Jonathan sourit, puis s’adresse à son ami: « Tu te souviens-tu, quand on est allé parler à Matt Sharp après le show des Rentals ? » C’était en mai 2015, au Théâtre Fairmount, à Montréal. « Tu lui avais dit, en parlant de moi, quelque chose comme : « This guy, he’s one of the best bass player in North America. » J’étais tellement gêné. »

À l’évidence, malgré la prospérité de leur carrière respective, Steve Dumas (généralement connu sous son seul patronyme) et Jonathan Dauphinais (qui a collaboré avec Beast, Ariane Moffatt, Milk & Bone, et qui crée de la musique électro sous le pseudo Hoodies at Night) sont d’abord et avant tout des mélomanes.

AXLAUSTADEC’est dans cet esprit qu’ils devaient se rendre pour les quarante ans de Jo enregistrer au Electric Studio de Chicago, le quartier général de Steve Albini (notamment réalisateur d’In Utero de Nirvana), parmi les plus influents architectes du son des quatre-vingt-dix. Cette authentique légende vivante préconise une vision du travail en studio plutôt radicale, aux antipodes d’un monde où toutes les retouches sont désormais permises, et serait aussi très ouvert à recevoir à peu près qui que ce soit chez lui.

« Si on se partait un band avec un tuba, un trombone et un gars qui danse la claquette, et qu’on était game d’aller recorder là-bas, sur tape, il nous recevrait », explique Jonathan au sujet d’Albini. « Un courriel et tu bookes la session, ce n’est pas dispendieux. Il met sa chienne, il place les micros et il appuie sur record. Il veut juste que les gens fassent le plus de bruit possible et repartent avec la bobine. »

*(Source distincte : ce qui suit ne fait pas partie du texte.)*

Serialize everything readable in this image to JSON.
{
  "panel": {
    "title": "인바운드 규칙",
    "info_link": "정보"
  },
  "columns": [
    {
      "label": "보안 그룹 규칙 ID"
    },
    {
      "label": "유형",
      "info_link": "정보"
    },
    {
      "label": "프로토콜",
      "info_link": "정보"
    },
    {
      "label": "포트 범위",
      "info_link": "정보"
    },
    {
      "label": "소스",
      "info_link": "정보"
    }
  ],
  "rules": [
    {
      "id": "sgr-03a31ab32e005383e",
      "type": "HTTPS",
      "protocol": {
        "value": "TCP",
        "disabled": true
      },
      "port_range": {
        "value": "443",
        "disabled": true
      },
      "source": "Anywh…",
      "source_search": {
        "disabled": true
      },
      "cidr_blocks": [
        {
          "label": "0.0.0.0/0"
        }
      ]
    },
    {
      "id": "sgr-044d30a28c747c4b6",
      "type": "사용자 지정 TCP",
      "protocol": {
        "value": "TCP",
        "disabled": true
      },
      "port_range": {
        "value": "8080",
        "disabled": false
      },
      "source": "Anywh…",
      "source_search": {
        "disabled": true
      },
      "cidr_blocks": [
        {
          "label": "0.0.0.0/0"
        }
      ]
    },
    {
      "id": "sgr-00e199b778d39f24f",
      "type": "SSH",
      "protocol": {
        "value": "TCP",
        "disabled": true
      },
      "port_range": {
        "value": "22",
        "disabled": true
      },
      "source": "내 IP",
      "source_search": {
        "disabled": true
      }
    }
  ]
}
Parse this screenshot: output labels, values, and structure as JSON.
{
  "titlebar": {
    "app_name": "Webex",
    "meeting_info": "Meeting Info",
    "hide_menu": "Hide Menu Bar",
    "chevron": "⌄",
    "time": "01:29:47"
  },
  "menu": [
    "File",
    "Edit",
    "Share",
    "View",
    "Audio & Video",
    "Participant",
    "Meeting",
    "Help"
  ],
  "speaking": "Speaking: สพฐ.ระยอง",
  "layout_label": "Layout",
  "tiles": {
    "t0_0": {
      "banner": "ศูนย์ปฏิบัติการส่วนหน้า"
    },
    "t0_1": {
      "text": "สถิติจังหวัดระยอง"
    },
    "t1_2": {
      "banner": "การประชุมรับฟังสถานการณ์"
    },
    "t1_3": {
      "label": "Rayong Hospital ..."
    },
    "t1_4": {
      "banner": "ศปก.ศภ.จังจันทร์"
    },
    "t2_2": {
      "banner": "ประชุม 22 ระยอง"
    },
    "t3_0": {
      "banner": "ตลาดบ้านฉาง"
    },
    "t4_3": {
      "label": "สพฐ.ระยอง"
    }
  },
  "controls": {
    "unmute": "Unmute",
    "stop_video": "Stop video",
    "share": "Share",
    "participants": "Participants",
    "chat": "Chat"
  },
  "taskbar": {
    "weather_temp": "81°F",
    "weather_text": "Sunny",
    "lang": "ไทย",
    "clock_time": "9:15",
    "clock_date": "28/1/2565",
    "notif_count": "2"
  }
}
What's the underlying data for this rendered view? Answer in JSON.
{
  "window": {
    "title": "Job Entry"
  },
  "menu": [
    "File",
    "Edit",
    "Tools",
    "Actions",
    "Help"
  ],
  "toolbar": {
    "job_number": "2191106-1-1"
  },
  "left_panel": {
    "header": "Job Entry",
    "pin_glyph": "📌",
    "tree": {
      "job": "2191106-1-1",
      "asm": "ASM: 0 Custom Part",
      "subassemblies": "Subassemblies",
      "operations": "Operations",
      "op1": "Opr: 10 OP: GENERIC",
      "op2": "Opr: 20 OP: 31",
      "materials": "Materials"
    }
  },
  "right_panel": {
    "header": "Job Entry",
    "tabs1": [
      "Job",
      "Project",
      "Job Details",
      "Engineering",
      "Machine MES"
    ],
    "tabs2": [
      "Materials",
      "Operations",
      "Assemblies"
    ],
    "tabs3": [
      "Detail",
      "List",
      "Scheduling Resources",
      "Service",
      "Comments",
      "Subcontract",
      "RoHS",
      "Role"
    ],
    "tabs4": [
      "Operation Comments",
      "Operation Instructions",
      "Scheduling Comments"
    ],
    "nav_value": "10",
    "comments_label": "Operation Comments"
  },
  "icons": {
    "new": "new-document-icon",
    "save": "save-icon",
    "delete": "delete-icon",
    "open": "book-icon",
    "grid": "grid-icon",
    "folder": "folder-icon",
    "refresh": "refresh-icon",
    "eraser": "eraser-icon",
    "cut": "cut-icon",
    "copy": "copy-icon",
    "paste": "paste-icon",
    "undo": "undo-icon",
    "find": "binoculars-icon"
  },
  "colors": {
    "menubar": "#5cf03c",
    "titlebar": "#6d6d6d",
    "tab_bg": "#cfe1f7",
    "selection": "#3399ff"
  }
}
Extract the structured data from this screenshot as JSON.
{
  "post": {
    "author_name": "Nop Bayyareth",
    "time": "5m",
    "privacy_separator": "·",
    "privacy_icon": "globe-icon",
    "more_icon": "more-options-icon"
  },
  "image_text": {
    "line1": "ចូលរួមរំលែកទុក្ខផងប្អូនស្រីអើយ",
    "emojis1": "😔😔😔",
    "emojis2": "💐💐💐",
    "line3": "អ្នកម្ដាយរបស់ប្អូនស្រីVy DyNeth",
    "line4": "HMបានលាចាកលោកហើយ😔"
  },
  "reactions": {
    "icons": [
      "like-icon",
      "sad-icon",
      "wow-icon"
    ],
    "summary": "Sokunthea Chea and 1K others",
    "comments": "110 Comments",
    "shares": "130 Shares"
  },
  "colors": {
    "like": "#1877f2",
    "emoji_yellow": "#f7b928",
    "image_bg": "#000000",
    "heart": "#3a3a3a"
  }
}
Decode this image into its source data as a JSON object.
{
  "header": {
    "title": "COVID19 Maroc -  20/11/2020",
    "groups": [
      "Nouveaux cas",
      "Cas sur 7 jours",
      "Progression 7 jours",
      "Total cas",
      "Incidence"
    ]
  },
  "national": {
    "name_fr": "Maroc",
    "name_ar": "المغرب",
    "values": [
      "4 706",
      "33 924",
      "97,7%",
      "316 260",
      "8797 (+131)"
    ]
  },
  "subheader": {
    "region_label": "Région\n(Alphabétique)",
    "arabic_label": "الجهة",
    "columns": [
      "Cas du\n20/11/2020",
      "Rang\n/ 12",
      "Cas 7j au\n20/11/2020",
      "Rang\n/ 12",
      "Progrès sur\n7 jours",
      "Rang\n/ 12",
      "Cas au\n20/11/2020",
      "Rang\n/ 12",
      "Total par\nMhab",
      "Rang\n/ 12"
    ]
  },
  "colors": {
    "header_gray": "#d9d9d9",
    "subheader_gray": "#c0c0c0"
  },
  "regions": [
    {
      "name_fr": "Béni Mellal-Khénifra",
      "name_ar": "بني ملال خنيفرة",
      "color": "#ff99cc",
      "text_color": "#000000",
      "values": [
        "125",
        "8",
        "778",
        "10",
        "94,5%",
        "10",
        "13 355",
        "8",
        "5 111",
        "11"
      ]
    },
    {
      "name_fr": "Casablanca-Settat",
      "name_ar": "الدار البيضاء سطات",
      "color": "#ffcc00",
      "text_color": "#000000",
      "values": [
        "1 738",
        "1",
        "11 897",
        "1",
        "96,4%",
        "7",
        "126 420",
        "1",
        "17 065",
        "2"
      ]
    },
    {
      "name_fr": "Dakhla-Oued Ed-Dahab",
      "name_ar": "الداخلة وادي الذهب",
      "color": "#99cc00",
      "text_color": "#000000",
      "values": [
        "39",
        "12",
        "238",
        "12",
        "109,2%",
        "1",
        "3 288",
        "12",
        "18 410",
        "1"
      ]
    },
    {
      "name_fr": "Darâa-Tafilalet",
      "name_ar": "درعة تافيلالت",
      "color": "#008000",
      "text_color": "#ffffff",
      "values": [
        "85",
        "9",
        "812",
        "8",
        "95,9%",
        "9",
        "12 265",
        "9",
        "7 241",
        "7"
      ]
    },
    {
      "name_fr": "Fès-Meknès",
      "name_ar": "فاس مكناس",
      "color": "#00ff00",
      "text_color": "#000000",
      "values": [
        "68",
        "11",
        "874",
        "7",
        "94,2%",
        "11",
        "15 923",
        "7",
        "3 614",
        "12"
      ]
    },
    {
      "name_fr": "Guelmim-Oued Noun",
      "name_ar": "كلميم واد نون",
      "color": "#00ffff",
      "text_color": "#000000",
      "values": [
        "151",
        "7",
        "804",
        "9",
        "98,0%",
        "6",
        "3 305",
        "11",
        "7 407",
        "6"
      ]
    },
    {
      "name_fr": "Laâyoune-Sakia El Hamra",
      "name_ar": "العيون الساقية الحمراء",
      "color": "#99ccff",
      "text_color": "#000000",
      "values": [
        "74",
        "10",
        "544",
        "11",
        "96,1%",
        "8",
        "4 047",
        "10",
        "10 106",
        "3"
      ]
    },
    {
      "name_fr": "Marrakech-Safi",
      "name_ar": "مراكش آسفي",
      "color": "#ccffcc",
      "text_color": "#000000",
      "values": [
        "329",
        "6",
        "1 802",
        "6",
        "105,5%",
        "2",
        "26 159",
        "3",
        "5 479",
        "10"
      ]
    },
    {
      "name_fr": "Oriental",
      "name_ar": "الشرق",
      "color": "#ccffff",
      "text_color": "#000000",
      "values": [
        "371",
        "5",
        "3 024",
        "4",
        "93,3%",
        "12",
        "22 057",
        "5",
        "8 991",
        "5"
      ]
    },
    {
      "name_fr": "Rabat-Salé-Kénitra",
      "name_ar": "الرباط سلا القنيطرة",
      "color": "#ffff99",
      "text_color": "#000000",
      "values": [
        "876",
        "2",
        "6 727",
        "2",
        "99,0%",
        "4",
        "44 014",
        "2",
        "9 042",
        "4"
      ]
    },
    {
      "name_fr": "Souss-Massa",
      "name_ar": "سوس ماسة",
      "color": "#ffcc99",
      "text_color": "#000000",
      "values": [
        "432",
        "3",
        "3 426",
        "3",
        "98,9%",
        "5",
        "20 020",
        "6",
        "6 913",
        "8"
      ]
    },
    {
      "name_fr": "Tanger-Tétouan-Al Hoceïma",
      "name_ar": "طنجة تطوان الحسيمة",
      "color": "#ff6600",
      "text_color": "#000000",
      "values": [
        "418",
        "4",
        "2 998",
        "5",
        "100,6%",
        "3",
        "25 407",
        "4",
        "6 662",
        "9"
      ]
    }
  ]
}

Pendant plusieurs mois, Dumas, Dauphinais et le batteur Francis Mineau (Malajube) préparent donc leur visite en Illinois dans leur local de répétition, où ils improvisent longtemps, pour ensuite ponctionner à ces jams ce qu’ils ont de meilleur, matière première à partir de laquelle ils élaborent le répertoire instrumental qu’ils devaient immortaliser en quelques jours chez Albini, à partir du 19 mars 2020. Une visite qui n’aura jamais lieu, pour les raisons virales que vous savez.

En entendant un enregistrement maison de ces pièces, le cinéaste Louis-Philippe Eno (proche collaborateur de Dumas) convainc le trio d’en faire un album malgré tout, même sans Albini. C’est d’ailleurs une photo signée Eno, prise il y a plus de vingt ans, dans un party à Victoriaville, qui orne la pochette ; celle d’un jeune homme en suspension dans les airs, semblant effectué une drôle de culbute. « Encore à ce jour, on a aucune idée comment il s’est ramassé dans cette position-là », rigole Dumas.

Bien qu’entièrement instrumental, le premier album du supergroupe – « On déteste le terme supergroupe » – répond à une trame narrative précise, l’histoire d’un musicien au sortir de l’adolescence, qui assistera à l’émeute du 8 août 1992 au Stade Olympique, provoquée par la désertion d’Axl Rose. Un événement qui sera en quelque sorte le dernier clou dans le cercueil du hard rock hirsute, qui avait déjà mis un genou au tapis à la suite de l’uppercut de Nervermind de Nirvana.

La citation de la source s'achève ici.